Memmi se serait bien posé la question de savoir ce qu’était pour lui et le lecteur ce type particulier d’écrit mais l’aurait laissée sans réponse. Il y réfléchit, toutefois « Nous voudrions avancer pas à pas et construire sous les yeux du lecteur. Comme le peintre qui refuse de s’enfermer dans une étroite promesse avant la naissance de son œuvre sur la toile, nous éviterons la définition. Il sera toujours temps d’en trouver une pour la figure qui se dégagera des touches multiples » (soulignée par l’auteur). Cette réflexion que l’on retrouve ailleurs dans des manuscrits ou des publications de Memmi apporte donc un argument aux éditeurs pour étayer leur choix : ne pas rassembler des œuvres complètes mais en regrouper certaines, part importante du tout, en raison à la fois de leur ambition et de leurs caractéristiques littéraires et leur fondement moral et intellectuel.
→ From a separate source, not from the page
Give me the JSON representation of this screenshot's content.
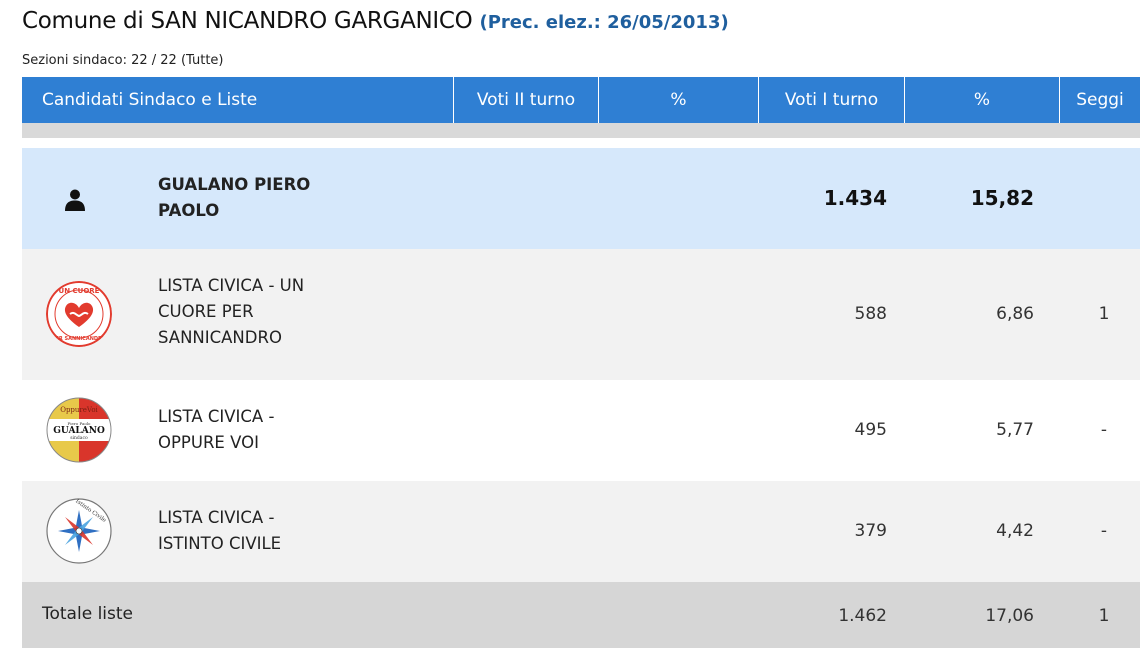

Les éditeurs retiennent cinq « portraits » ou regroupements de « portraits » qu’ils traitent de la même façon : établissement du texte, présentation, texte proprement dit, annexes. Soit l’exhaustivité des écrits rentrant, à leur avis et probablement aussi à celui de l’auteur, dans cette catégorie.

Si tous ont été remarqués en leur temps et depuis, le premier de la série et le dernier ont été les plus marquants de par leur contenu et l’accueil reçu, enthousiaste pour l’un (du moins de la part de l’opinion française anticolonialiste et progressiste de l’époque), Portrait du colonisé, précédé du portrait du colonisateur, polémique pour l’autre, Portrait du décolonisé arabo-musulman et de quelques autres(les tenants d’un post colonialisme militant qui s’estimait trahi).

Entre ces deux extrêmes, tant chronologiquement que par leur substance, le lecteur trouvera deux « portraits » consacrés aux Juifs et à la judéité, un autre ensemble, resté largement à l’état de projet inachevé, traitant du « dominé » en général. Mais plus particulièrement de la Femme, du Noir américain, du Colonisé, du Juif à nouveau, du Prolétaire, du Domestique.

L’option retenue par les éditeurs est intéressante, encore que d’autres écrits auraient pu éclairer le sens desdits « portraits ». Dans Le racismepar exemple (1994), Memmi invente, en tout cas explicite un concept d’« hétérophobie», le refus d’autrui au nom de n’importe quelle différence, dont toutes les formes de racisme, lesquelles traduiraient surtout la peur agressive de l’autre, de tout autre, et le désir de l’exclure ou de le dominer.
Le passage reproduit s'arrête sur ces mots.